Menteri PKP Tambah Bedah Rumah di Bogor dengan Target 746 Ribu RTLH

Menteri PKP Maruarar Sirait menambah kuota bedah rumah di Kabupaten Bogor dengan sasaran 746 Ribu RTLH

Menteri PKP Tambah Bedah Rumah di Bogor dengan Target 746 Ribu RTLH
Menteri Perumahan dan Kawasan Permukiman (PKP) Maruarar Sirait

INILAHKORAN.ID - Menteri Perumahan dan Kawasan Permukiman (PKP) Maruarar Sirait menyatakan kesiapannya untuk menambah alokasi Bantuan Stimulan Perumahan Swadaya (BSPS) atau bedah rumah di Kabupaten Bogor, guna mempercepat penanganan 746.000 Rumah Tidak Layak Huni (RTLH) di wilayah tersebut.

Maruarar mengungkapkan, Kabupaten Bogor merupakan kabupaten berpenduduk terbesar di Indonesia dengan jumlah penduduk mencapai 5,76 juta jiwa. Karena itu, pemenuhan kebutuhan hunian yang layak menjadi perhatian serius pemerintah.

"Tadi terungkap bahwa angka backlog—masyarakat yang belum punya rumah layak atau menghuni RTLH di Bogor—mencapai 746 ribu unit. Jumlah ini masih sangat besar," kata Menteri PKP usai menerima kunjungan Bupati Bogor, Rudy Susmanto, di Jakarta, Jumat (24/7) malam, seperti dikutip dari Antara, Sabtu (25/7/2026).

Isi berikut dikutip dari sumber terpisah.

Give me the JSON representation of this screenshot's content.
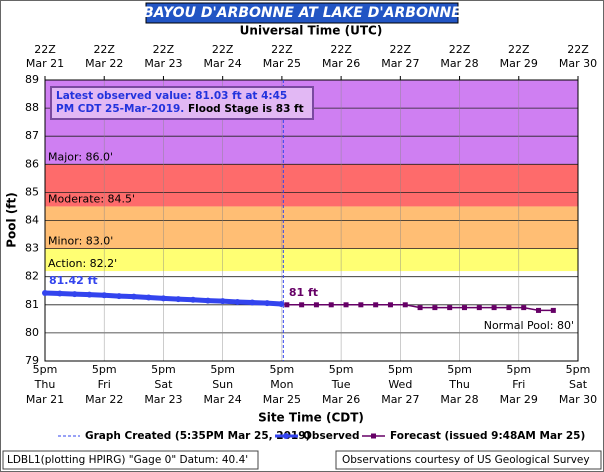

Ia menyebutkan, jumlah bantuan bedah rumah untuk Kabupaten Bogor melonjak signifikan dari 1.346 unit pada tahun lalu menjadi sedikitnya 6.396 unit pada tahun ini. 

Peningkatan alokasi ini membuktikan komitmen pemerintah dalam mempercepat pengurangan RTLH serta mewujudkan pemerataan akses terhadap hunian yang aman.

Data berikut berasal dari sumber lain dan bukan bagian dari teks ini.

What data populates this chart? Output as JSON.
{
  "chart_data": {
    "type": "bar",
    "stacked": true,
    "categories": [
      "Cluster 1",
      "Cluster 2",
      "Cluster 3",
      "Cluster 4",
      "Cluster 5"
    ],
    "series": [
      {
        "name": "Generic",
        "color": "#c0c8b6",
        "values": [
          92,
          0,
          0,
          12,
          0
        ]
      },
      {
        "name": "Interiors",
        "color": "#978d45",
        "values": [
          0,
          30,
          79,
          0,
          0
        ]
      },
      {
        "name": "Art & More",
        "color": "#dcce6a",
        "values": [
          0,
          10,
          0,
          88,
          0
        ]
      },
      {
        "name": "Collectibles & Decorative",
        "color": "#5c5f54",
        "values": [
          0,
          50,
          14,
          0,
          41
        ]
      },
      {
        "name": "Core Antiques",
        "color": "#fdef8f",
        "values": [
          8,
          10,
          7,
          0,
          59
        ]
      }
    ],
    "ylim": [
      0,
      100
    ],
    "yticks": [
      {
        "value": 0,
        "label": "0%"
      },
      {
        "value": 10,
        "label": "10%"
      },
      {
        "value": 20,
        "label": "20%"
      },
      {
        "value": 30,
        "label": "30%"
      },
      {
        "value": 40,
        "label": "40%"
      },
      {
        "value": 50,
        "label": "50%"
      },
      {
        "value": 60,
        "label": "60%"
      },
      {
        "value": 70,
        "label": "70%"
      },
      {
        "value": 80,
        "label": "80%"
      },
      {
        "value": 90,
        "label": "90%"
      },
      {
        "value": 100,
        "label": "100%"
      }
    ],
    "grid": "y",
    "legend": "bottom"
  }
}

Maruarar menambahkan, peluang penambahan kuota masih terbuka lebar apabila hasil evaluasi menunjukkan kesiapan daerah dalam menjalankan program secara tepat sasaran, cepat, dan berkualitas.

"Nanti kita pelajari kesiapannya. Kalau memang siap, kita masih ada alokasi. Minggu depan akan kami berikan kepastiannya," ujar pria yang akrab disapa Ara tersebut.

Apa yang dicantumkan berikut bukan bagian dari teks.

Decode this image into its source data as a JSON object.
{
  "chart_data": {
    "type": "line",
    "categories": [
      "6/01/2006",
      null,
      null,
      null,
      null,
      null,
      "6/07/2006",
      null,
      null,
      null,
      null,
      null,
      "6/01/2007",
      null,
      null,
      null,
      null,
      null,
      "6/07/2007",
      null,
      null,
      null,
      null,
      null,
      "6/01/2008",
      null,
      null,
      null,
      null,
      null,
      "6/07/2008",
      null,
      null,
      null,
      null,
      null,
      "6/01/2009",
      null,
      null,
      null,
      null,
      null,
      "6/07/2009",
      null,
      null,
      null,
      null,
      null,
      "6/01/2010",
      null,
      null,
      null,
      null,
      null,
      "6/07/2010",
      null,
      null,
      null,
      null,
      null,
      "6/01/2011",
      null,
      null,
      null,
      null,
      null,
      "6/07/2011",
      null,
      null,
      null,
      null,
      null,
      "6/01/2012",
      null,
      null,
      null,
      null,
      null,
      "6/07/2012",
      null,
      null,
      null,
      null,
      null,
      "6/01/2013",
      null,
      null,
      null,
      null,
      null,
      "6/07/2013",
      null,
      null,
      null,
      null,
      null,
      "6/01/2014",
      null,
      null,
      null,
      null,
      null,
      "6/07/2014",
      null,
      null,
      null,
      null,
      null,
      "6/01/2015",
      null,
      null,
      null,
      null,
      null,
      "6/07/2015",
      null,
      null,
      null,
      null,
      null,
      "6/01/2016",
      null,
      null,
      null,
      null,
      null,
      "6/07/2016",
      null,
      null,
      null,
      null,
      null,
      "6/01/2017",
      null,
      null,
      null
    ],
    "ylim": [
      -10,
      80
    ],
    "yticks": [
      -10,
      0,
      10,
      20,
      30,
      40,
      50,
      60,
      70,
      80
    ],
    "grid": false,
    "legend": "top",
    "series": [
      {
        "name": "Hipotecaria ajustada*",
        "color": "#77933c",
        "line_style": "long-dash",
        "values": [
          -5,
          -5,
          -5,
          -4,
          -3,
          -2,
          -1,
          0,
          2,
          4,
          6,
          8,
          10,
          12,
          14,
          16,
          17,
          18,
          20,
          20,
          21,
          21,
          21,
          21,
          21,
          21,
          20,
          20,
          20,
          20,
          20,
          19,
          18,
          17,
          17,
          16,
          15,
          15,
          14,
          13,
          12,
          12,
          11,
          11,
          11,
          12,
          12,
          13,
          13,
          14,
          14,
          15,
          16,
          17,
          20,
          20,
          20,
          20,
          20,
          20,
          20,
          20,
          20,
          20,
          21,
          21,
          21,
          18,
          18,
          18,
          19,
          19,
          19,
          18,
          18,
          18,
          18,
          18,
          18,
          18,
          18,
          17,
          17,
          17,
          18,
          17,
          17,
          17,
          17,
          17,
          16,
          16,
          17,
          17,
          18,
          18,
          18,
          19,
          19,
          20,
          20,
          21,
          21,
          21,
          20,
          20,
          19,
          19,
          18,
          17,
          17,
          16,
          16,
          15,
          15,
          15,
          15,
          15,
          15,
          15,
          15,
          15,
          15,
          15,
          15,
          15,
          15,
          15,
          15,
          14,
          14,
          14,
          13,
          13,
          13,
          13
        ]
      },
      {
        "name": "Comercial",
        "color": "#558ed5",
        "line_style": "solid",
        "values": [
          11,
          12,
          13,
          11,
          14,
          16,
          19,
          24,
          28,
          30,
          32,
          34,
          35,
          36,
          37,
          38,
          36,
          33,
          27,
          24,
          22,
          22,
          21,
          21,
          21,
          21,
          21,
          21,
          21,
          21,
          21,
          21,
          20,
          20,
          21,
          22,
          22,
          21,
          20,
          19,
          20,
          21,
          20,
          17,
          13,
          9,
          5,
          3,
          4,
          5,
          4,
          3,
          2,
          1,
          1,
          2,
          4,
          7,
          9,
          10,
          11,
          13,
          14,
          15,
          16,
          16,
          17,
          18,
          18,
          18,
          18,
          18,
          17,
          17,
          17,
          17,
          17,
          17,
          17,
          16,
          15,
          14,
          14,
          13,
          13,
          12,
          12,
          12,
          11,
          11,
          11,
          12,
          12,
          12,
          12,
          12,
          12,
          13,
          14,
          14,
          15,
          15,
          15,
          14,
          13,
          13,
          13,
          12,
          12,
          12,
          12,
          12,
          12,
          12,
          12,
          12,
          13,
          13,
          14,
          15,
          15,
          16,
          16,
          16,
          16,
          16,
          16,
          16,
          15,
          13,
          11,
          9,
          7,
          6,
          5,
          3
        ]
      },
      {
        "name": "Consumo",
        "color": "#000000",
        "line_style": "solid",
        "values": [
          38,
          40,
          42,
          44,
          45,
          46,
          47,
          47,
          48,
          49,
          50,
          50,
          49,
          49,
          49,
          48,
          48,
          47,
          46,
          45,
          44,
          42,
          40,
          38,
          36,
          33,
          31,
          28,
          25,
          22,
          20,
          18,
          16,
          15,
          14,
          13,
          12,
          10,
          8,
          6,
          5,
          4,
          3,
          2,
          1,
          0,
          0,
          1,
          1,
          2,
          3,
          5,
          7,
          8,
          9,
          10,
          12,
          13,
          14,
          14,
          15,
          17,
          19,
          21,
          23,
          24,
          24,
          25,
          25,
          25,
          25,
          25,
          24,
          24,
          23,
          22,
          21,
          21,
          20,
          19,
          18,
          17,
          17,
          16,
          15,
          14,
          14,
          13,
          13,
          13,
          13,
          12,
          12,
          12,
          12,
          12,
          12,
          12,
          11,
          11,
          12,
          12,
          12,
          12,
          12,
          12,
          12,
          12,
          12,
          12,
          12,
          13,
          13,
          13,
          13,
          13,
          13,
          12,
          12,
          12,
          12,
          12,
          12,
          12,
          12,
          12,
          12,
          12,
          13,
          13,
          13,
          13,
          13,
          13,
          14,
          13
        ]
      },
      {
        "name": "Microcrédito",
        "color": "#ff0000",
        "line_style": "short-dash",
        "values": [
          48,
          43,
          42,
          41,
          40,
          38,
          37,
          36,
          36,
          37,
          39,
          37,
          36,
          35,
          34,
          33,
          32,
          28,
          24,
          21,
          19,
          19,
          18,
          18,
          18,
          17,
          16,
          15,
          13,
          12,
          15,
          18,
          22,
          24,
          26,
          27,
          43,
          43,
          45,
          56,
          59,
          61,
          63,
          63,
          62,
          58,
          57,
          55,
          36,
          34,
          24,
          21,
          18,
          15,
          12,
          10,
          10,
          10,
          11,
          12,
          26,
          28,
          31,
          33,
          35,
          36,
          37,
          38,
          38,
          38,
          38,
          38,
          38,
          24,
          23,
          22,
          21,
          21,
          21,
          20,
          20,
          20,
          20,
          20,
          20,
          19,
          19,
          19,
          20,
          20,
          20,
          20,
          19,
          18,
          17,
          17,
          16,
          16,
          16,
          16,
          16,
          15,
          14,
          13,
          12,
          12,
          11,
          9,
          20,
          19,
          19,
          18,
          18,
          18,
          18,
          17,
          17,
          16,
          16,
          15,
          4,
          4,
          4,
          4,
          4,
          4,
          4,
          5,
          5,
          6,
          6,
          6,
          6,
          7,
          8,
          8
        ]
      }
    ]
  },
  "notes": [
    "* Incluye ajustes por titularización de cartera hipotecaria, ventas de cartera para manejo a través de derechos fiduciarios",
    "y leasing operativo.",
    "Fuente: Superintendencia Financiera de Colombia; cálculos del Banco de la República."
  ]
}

Selain alokasi bedah rumah, Ara juga memastikan pemerintah akan menggelar sosialisasi dan penyaluran Kredit Usaha Rakyat (KUR) Perumahan di Kabupaten Bogor pada Oktober mendatang untuk memperkuat ekosistem sektor perumahan dan pelaku usaha lokal.

Sementara itu, Bupati Bogor Rudy Susmanto menyambut baik dan mengapresiasi dukungan penuh pemerintah pusat kepada daerahnya.

"Peningkatan alokasi menjadi minimal 6.396 unit rumah melalui program BSPS ini merupakan sejarah baru bagi Kabupaten Bogor. Tadi Pak Menteri juga berencana menambah alokasi bergantung pada evaluasi nanti. Ini menjadi penyemangat bagi kami untuk terus melayani masyarakat secara lebih baik," kata Rudy.

Ia menilai sinergi antara pemerintah pusat dan daerah merupakan kunci utama penyelesaian masalah RTLH, mengingat besarnya populasi serta tingginya kebutuhan perumahan di Kabupaten Bogor.

Melalui peningkatan bantuan ini, pemerintah berharap kualitas hidup masyarakat Kabupaten Bogor dapat meningkat secara berkelanjutan seiring berkurangnya pemukiman tidak layak huni.